À 93 ans, Paul Biya se porte candidat une fois de plus, comme une ombre qui refuse de quitter le théâtre de l’Histoire, même lorsque les rideaux sont depuis longtemps tombés. Ce n’est plus un acte politique, c’est une tragédie antique qui se rejoue en boucle, dans un pays où l’horloge du temps semble s’être brisée. Ce n’est pas tant la longévité biologique qui étonne, mais l’épuisement moral qu’elle inflige à une nation en léthargie. Le Cameroun ne vit plus : il attend. Il attend quelque chose ou quelqu’un, mais rien ne vient. Le futur est en jachère, car l’on refuse d’enterrer un passé qui s’obstine à se faire présent.
À force de confondre stabilité avec immobilisme, nous avons fini par faire du pouvoir une tombe ouverte où les rêves des jeunes générations sont ensevelis, sans fleurs ni couronnes. Le pouvoir y est momifié, sacralisé, et toute velléité de renouveau devient une profanation.
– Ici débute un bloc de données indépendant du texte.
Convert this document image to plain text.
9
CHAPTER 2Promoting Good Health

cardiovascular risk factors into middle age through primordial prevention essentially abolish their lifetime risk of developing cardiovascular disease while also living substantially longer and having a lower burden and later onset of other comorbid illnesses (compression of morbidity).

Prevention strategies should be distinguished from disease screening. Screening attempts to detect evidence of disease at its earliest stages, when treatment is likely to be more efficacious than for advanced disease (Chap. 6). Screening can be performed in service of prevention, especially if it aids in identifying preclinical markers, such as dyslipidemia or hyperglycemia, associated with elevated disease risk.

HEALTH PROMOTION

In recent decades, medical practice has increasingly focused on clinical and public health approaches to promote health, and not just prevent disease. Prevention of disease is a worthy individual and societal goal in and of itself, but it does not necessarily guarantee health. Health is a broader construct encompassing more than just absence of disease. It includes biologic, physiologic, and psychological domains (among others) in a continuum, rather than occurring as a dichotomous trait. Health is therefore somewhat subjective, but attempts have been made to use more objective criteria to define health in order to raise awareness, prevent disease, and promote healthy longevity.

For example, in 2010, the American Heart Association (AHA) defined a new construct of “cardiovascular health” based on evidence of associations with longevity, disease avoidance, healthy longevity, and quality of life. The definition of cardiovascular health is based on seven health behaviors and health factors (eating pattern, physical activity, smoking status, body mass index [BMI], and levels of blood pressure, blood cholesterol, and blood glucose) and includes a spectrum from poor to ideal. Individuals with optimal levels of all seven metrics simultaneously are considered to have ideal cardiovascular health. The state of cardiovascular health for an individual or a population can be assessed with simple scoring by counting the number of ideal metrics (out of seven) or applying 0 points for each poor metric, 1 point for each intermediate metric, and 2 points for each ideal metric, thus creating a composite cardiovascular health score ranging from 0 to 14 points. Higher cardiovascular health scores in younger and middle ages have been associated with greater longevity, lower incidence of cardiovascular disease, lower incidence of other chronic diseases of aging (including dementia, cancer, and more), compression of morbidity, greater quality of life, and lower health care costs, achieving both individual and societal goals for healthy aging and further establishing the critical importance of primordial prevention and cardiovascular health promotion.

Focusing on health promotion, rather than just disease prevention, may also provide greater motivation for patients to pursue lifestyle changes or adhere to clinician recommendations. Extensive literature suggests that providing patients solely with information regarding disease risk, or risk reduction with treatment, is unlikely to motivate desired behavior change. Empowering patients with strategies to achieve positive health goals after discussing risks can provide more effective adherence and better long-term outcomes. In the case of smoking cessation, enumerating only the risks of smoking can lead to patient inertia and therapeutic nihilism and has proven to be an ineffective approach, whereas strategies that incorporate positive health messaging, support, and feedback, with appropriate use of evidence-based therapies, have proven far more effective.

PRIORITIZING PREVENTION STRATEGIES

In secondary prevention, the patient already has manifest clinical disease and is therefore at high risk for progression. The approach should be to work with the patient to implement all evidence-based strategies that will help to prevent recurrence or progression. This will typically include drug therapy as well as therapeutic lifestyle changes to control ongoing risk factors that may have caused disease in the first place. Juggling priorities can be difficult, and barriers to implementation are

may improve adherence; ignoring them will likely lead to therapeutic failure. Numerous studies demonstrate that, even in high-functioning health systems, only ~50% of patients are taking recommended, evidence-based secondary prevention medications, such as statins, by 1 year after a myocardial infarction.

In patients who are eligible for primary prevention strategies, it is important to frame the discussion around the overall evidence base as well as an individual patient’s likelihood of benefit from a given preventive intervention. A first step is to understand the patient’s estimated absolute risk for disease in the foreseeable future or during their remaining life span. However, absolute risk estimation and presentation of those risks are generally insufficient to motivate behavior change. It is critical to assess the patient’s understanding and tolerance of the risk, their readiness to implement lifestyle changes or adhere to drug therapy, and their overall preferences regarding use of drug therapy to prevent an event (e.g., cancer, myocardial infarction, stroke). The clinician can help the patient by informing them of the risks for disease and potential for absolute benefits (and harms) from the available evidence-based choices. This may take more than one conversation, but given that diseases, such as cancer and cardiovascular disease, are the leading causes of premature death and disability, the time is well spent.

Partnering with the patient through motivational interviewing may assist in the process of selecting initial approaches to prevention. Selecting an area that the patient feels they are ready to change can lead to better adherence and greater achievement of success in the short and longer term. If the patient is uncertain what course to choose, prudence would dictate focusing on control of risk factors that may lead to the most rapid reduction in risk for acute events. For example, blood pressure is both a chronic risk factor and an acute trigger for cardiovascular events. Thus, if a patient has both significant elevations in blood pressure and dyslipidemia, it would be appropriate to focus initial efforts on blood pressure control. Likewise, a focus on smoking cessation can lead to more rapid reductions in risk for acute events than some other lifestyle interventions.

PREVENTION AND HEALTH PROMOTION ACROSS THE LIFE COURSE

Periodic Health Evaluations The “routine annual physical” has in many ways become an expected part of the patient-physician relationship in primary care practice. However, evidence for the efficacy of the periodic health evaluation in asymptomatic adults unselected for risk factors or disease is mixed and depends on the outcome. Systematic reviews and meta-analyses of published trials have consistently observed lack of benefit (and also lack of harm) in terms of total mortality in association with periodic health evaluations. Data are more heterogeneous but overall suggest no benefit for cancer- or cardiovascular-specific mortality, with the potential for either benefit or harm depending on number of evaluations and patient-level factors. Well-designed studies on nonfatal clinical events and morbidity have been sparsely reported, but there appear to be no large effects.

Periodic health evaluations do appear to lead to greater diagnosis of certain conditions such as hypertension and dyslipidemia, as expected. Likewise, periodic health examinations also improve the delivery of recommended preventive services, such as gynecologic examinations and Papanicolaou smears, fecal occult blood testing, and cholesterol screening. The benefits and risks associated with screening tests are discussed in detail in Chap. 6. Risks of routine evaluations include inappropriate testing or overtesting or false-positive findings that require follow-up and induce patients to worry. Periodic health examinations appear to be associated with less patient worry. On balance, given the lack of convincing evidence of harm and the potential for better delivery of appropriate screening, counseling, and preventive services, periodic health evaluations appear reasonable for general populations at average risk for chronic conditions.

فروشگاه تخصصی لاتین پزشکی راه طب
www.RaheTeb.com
Que reste-t-il de l’idée même de démocratie quand le destin d’un peuple tient dans les hésitations ou les caprices d’un homme nonagénaire ? Ce n’est plus de la résignation, c’est une abdication collective, une anesthésie lente et profonde des consciences.
Et pourtant, dans le silence feutré des bibliothèques, dans les murmures des rues, dans les soupirs des mères, l’histoire continue de s’écrire, non pas avec de l’encre, mais avec les larmes d’un peuple qui n’a plus la force de crier.